Собрание трагедий Расина. Расин писал в основном на античные темы. Шатобриан, однако, подчеркивал христианский характер расиновских трагедий, сравнивая их именно с античными предшественницами. Приведем несколько цитат (они прояснят и общий характер творчества Расина):
Об «Андромахе»: «“Андромаха” Расина своими трогательнейшими чувствами обязана тому, что автор ее — поэт христианский. Андромаха в «Илиаде» более супруга, чем мать; Андромаха Еврипида одновременно раболепна и властолюбива, а это разрушает характер матери; Андромаха Вергилия нежна и печальна, но и она не столько мать, сколько супруга: вдова Гектора говорит не: Astyanax ubi est? — но: Hector ubi est?
Андромаха Расина более чувствительна и вызывает больше сострадания, нежели Андромаха Античности. Столь простые и ласкающие слух слова:
Сегодня мне обнять его не довелось,
— принадлежат женщине-христианке; они не могли бы быть сказаны ни гречанкой, ни, тем более, римлянкой. Гомеровская Андромаха горюет о грядущих несчастьях Астианакса, но в настоящем почти не думает о нем; мать, испытавшая влияние нашей религии, не менее предусмотрительна, но более нежна; целуя сына, она порой забывает о своих огорчениях. Древние не задерживали своего взгляда на детях; похоже, что язык колыбели казался им излишне простодушным. Только Господь Бог евангельский осмелился не стыдясь вспомнить о детях (parvuli) и поставить их в пример людям: “И взяв дитя, поставил его посреди них, и обняв его, сказал им: кто примет одно из таких детей во имя Мое, тот принимает Меня”».

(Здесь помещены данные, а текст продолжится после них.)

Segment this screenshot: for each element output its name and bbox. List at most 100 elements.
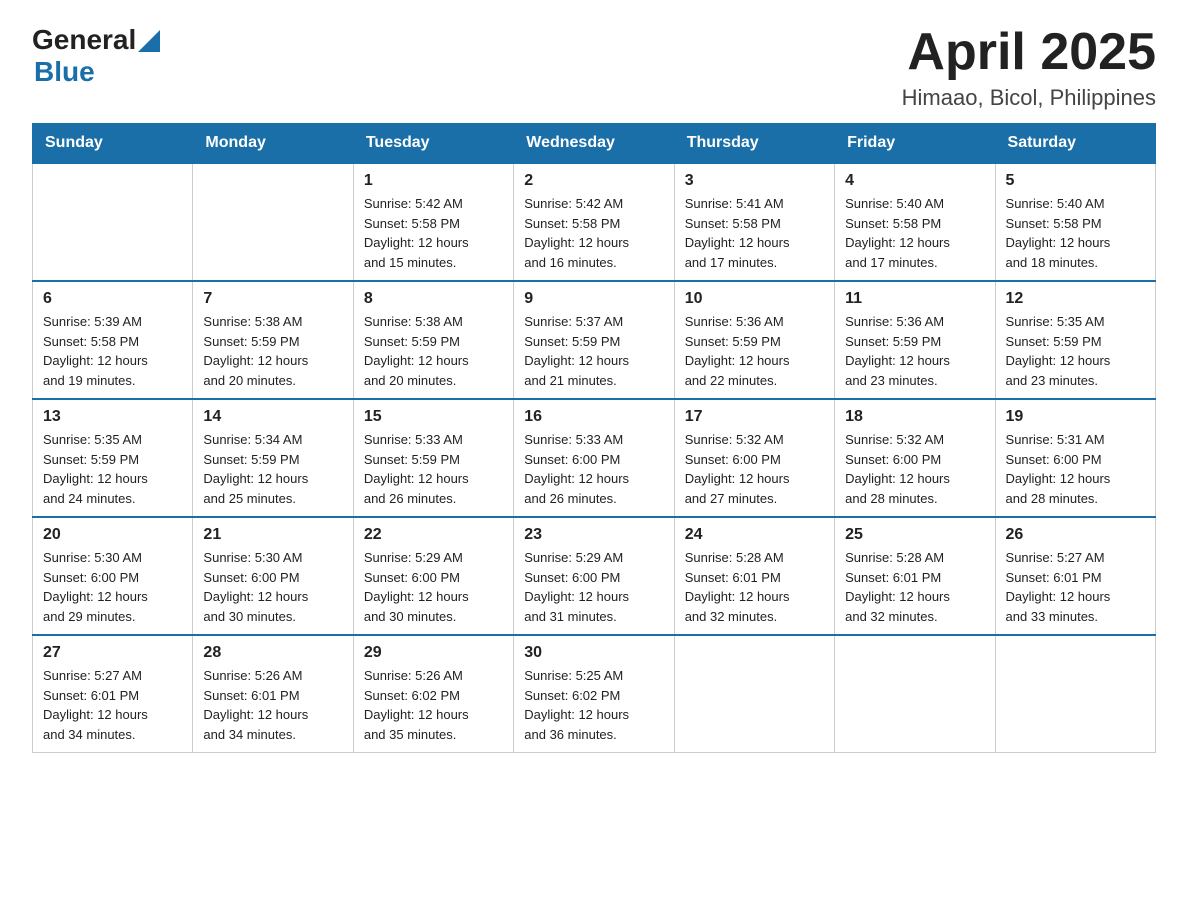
calendar-cell: 28Sunrise: 5:26 AM Sunset: 6:01 PM Dayli… <box>193 635 353 753</box>
logo-triangle-icon <box>138 30 160 52</box>
calendar-cell: 22 Sunrise: 5:29 AM Sunset: 6:00 PM Dayli… <box>353 517 513 635</box>
day-info: Sunrise: 5:25 AM Sunset: 6:02 PM Dayligh… <box>524 666 663 744</box>
day-number: 2 <box>524 172 663 190</box>
column-header-saturday: Saturday <box>995 124 1155 164</box>
day-info: Sunrise: 5:35 AM Sunset: 5:59 PM Dayligh… <box>43 430 182 508</box>
calendar-table: SundayMondayTuesdayWednesdayThursdayFrid… <box>32 123 1156 753</box>
calendar-cell: 20 Sunrise: 5:30 AM Sunset: 6:00 PM Dayli… <box>33 517 193 635</box>
logo-blue-text: Blue <box>34 56 95 87</box>
day-info: Sunrise: 5:37 AM Sunset: 5:59 PM Dayligh… <box>524 312 663 390</box>
calendar-week-row: 1Sunrise: 5:42 AM Sunset: 5:58 PM Daylig… <box>33 163 1156 281</box>
day-number: 15 <box>364 408 503 426</box>
calendar-cell: 23Sunrise: 5:29 AM Sunset: 6:00 PM Dayli… <box>514 517 674 635</box>
day-number: 8 <box>364 290 503 308</box>
day-number: 11 <box>845 290 984 308</box>
day-info: Sunrise: 5:28 AM Sunset: 6:01 PM Dayligh… <box>685 548 824 626</box>
calendar-cell: 14Sunrise: 5:34 AM Sunset: 5:59 PM Dayli… <box>193 399 353 517</box>
day-number: 19 <box>1006 408 1145 426</box>
day-info: Sunrise: 5:32 AM Sunset: 6:00 PM Dayligh… <box>685 430 824 508</box>
day-info: Sunrise: 5:30 AM Sunset: 6:00 PM Dayligh… <box>43 548 182 626</box>
calendar-cell: 4 Sunrise: 5:40 AM Sunset: 5:58 PM Daylig… <box>835 163 995 281</box>
day-number: 4 <box>845 172 984 190</box>
day-info: Sunrise: 5:29 AM Sunset: 6:00 PM Dayligh… <box>364 548 503 626</box>
calendar-header-row: SundayMondayTuesdayWednesdayThursdayFrid… <box>33 124 1156 164</box>
calendar-cell: 12 Sunrise: 5:35 AM Sunset: 5:59 PM Dayli… <box>995 281 1155 399</box>
day-number: 24 <box>685 526 824 544</box>
calendar-week-row: 20 Sunrise: 5:30 AM Sunset: 6:00 PM Dayli… <box>33 517 1156 635</box>
calendar-cell: 9 Sunrise: 5:37 AM Sunset: 5:59 PM Daylig… <box>514 281 674 399</box>
calendar-cell: 16 Sunrise: 5:33 AM Sunset: 6:00 PM Dayli… <box>514 399 674 517</box>
day-info: Sunrise: 5:35 AM Sunset: 5:59 PM Dayligh… <box>1006 312 1145 390</box>
calendar-cell: 17 Sunrise: 5:32 AM Sunset: 6:00 PM Dayli… <box>674 399 834 517</box>
day-info: Sunrise: 5:28 AM Sunset: 6:01 PM Dayligh… <box>845 548 984 626</box>
day-info: Sunrise: 5:38 AM Sunset: 5:59 PM Dayligh… <box>203 312 342 390</box>
day-info: Sunrise: 5:26 AM Sunset: 6:01 PM Dayligh… <box>203 666 342 744</box>
column-header-tuesday: Tuesday <box>353 124 513 164</box>
day-number: 17 <box>685 408 824 426</box>
calendar-cell: 26Sunrise: 5:27 AM Sunset: 6:01 PM Dayli… <box>995 517 1155 635</box>
day-number: 29 <box>364 644 503 662</box>
calendar-cell <box>33 163 193 281</box>
calendar-cell: 30 Sunrise: 5:25 AM Sunset: 6:02 PM Dayli… <box>514 635 674 753</box>
day-number: 9 <box>524 290 663 308</box>
calendar-cell: 25 Sunrise: 5:28 AM Sunset: 6:01 PM Dayli… <box>835 517 995 635</box>
day-info: Sunrise: 5:42 AM Sunset: 5:58 PM Dayligh… <box>364 194 503 272</box>
column-header-thursday: Thursday <box>674 124 834 164</box>
calendar-cell: 29 Sunrise: 5:26 AM Sunset: 6:02 PM Dayli… <box>353 635 513 753</box>
page-header: General Blue April 2025 Himaao, Bicol, P… <box>32 24 1156 111</box>
calendar-week-row: 13 Sunrise: 5:35 AM Sunset: 5:59 PM Dayli… <box>33 399 1156 517</box>
calendar-cell: 6 Sunrise: 5:39 AM Sunset: 5:58 PM Daylig… <box>33 281 193 399</box>
calendar-cell: 19Sunrise: 5:31 AM Sunset: 6:00 PM Dayli… <box>995 399 1155 517</box>
calendar-week-row: 6 Sunrise: 5:39 AM Sunset: 5:58 PM Daylig… <box>33 281 1156 399</box>
day-info: Sunrise: 5:39 AM Sunset: 5:58 PM Dayligh… <box>43 312 182 390</box>
day-number: 7 <box>203 290 342 308</box>
calendar-cell: 3Sunrise: 5:41 AM Sunset: 5:58 PM Daylig… <box>674 163 834 281</box>
day-info: Sunrise: 5:27 AM Sunset: 6:01 PM Dayligh… <box>43 666 182 744</box>
column-header-monday: Monday <box>193 124 353 164</box>
day-number: 16 <box>524 408 663 426</box>
calendar-cell: 15 Sunrise: 5:33 AM Sunset: 5:59 PM Dayli… <box>353 399 513 517</box>
day-info: Sunrise: 5:40 AM Sunset: 5:58 PM Dayligh… <box>1006 194 1145 272</box>
day-number: 20 <box>43 526 182 544</box>
calendar-cell: 2 Sunrise: 5:42 AM Sunset: 5:58 PM Daylig… <box>514 163 674 281</box>
calendar-cell: 5 Sunrise: 5:40 AM Sunset: 5:58 PM Daylig… <box>995 163 1155 281</box>
calendar-cell <box>193 163 353 281</box>
calendar-cell: 13 Sunrise: 5:35 AM Sunset: 5:59 PM Dayli… <box>33 399 193 517</box>
calendar-cell: 18 Sunrise: 5:32 AM Sunset: 6:00 PM Dayli… <box>835 399 995 517</box>
day-number: 3 <box>685 172 824 190</box>
title-block: April 2025 Himaao, Bicol, Philippines <box>902 24 1156 111</box>
month-title: April 2025 <box>902 24 1156 81</box>
day-number: 21 <box>203 526 342 544</box>
day-info: Sunrise: 5:40 AM Sunset: 5:58 PM Dayligh… <box>845 194 984 272</box>
day-number: 6 <box>43 290 182 308</box>
day-number: 5 <box>1006 172 1145 190</box>
calendar-cell: 7 Sunrise: 5:38 AM Sunset: 5:59 PM Daylig… <box>193 281 353 399</box>
day-number: 23 <box>524 526 663 544</box>
day-number: 13 <box>43 408 182 426</box>
day-number: 30 <box>524 644 663 662</box>
day-info: Sunrise: 5:32 AM Sunset: 6:00 PM Dayligh… <box>845 430 984 508</box>
day-info: Sunrise: 5:33 AM Sunset: 5:59 PM Dayligh… <box>364 430 503 508</box>
logo-general-text: General <box>32 24 136 56</box>
calendar-cell: 11Sunrise: 5:36 AM Sunset: 5:59 PM Dayli… <box>835 281 995 399</box>
day-info: Sunrise: 5:42 AM Sunset: 5:58 PM Dayligh… <box>524 194 663 272</box>
column-header-friday: Friday <box>835 124 995 164</box>
logo: General Blue <box>32 24 160 88</box>
day-number: 22 <box>364 526 503 544</box>
calendar-cell <box>835 635 995 753</box>
day-number: 18 <box>845 408 984 426</box>
day-number: 25 <box>845 526 984 544</box>
day-number: 10 <box>685 290 824 308</box>
day-number: 27 <box>43 644 182 662</box>
day-info: Sunrise: 5:33 AM Sunset: 6:00 PM Dayligh… <box>524 430 663 508</box>
day-info: Sunrise: 5:26 AM Sunset: 6:02 PM Dayligh… <box>364 666 503 744</box>
day-info: Sunrise: 5:34 AM Sunset: 5:59 PM Dayligh… <box>203 430 342 508</box>
calendar-cell: 8 Sunrise: 5:38 AM Sunset: 5:59 PM Daylig… <box>353 281 513 399</box>
calendar-cell: 27 Sunrise: 5:27 AM Sunset: 6:01 PM Dayli… <box>33 635 193 753</box>
day-info: Sunrise: 5:36 AM Sunset: 5:59 PM Dayligh… <box>685 312 824 390</box>
day-number: 12 <box>1006 290 1145 308</box>
calendar-cell: 24 Sunrise: 5:28 AM Sunset: 6:01 PM Dayli… <box>674 517 834 635</box>
day-info: Sunrise: 5:30 AM Sunset: 6:00 PM Dayligh… <box>203 548 342 626</box>
day-info: Sunrise: 5:38 AM Sunset: 5:59 PM Dayligh… <box>364 312 503 390</box>
calendar-cell: 1Sunrise: 5:42 AM Sunset: 5:58 PM Daylig… <box>353 163 513 281</box>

О «Ифигении»: «Отец Брюмуа отметил, что Еврипид, вселив в Ифигению страх смерти и желание спастись, следовал природе более, нежели Расин, чья Ифигения кажется чересчур безропотной. Сама по себе мысль эта хороша; но отец Брюмуа забыл, что Ифигения нового времени — дочь-христианка. Ее отец и небеса изъявили свою волю — ей остается лишь повиноваться. Лишь та религия, что изменила основы философии и нравственности, смогла вселить в Расинову Ифигению такое бесстрашие. Здесь христианство торжествует над природой и, следовательно, пребывает в большем согласии с истинной поэзией, укрупняющей предметы и склонной к преувеличению. Дочь Агамемнона, которая побеждает свою страсть к любовь к жизни, вызывает гораздо больше сочувствия, нежели Ифигения, которая скорбит о собственной кончине. Естественное далеко не всегда трогательно: страх смерти естествен, однако когда жертва оплакивает самое себя, она тем самым осушает проливаемые над ней слезы. Сердце человеческое жаждет большего, чем ему доступно; в особенности же оно жаждет поклоняться и восхищаться: Создатель вложил в него стремление к неведомой красоте».

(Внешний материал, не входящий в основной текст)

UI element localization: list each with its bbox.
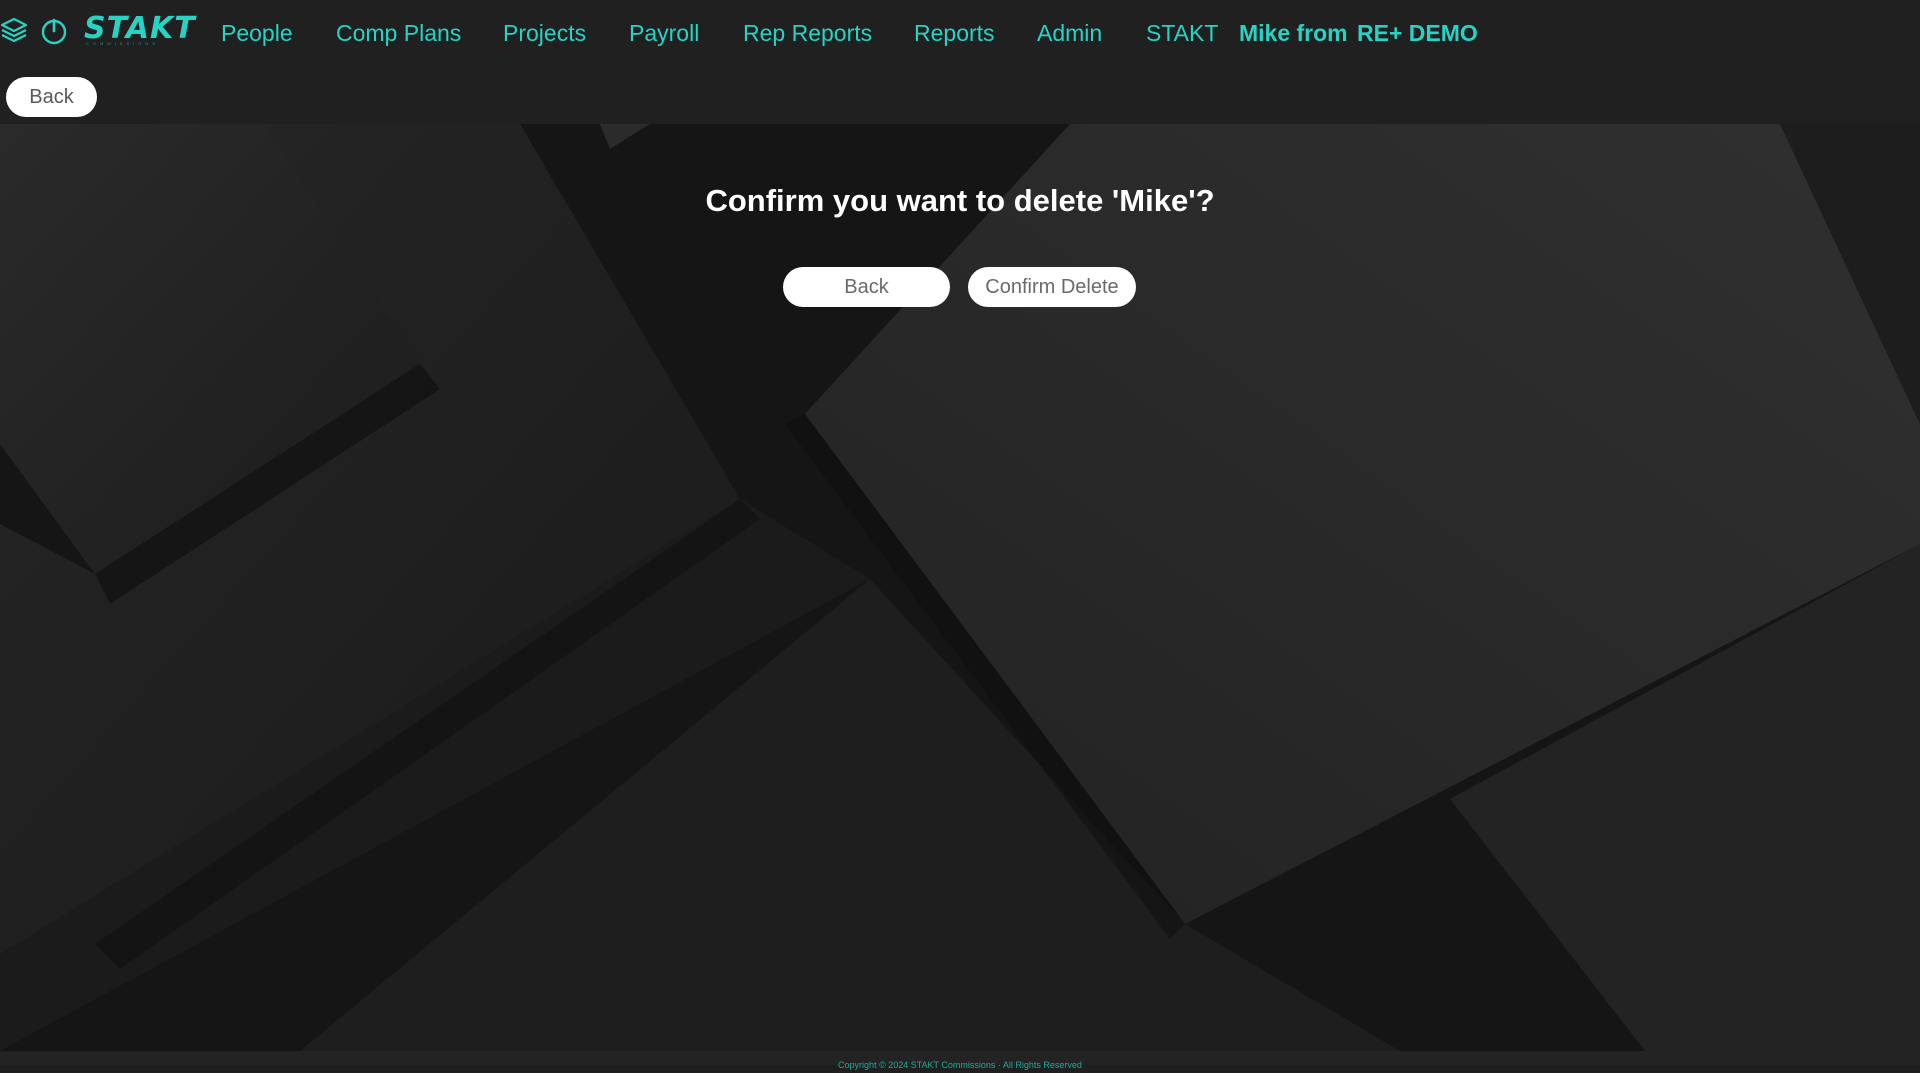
- nav-item-stakt[interactable]: STAKT: [1146, 20, 1218, 46]
- nav-item-admin[interactable]: Admin: [1037, 20, 1102, 46]
- main-nav: STAKT COMMISSIONS People Comp Plans Proj…: [0, 0, 1920, 66]
- nav-item-reports[interactable]: Reports: [914, 20, 995, 46]
- dialog-back-button[interactable]: Back: [783, 267, 950, 307]
- confirm-delete-button[interactable]: Confirm Delete: [968, 267, 1136, 307]
- power-icon[interactable]: [39, 16, 69, 46]
- back-button[interactable]: Back: [6, 77, 97, 117]
- nav-item-comp-plans[interactable]: Comp Plans: [336, 20, 461, 46]
- footer-copyright: Copyright © 2024 STAKT Commissions · All…: [838, 1060, 1082, 1070]
- user-name[interactable]: Mike from: [1239, 20, 1348, 46]
- nav-item-people[interactable]: People: [221, 20, 293, 46]
- footer: Copyright © 2024 STAKT Commissions · All…: [0, 1051, 1920, 1070]
- nav-item-payroll[interactable]: Payroll: [629, 20, 699, 46]
- background-art: [0, 124, 1920, 1051]
- nav-item-rep-reports[interactable]: Rep Reports: [743, 20, 872, 46]
- org-name[interactable]: RE+ DEMO: [1357, 20, 1478, 46]
- brand-logo[interactable]: STAKT: [84, 14, 196, 44]
- layers-icon: [0, 17, 28, 43]
- dialog-title: Confirm you want to delete 'Mike'?: [705, 183, 1215, 218]
- brand-tagline: COMMISSIONS: [86, 41, 159, 46]
- nav-item-projects[interactable]: Projects: [503, 20, 586, 46]
- top-bar: STAKT COMMISSIONS People Comp Plans Proj…: [0, 0, 1920, 124]
- shadow-overlay: [95, 364, 1185, 969]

О «Федре»: «Есть здесь неизъяснимое смешение чувственности и духовности, отчаяния и любовного неистовства. Женщина эта, которая за миг счастья пошла бы на вечные муки, не могла родиться в древности; это отверженная христианка, это грешница, на земле настигнутая карающей десницей Господней: слова ее — слова человека, преданного проклятию». Об «Аталии»: «Мы ни слова не говорим об “Аталии”, ибо здесь Расин бесподобен; это самое совершенное творение гения, вдохновленного религией».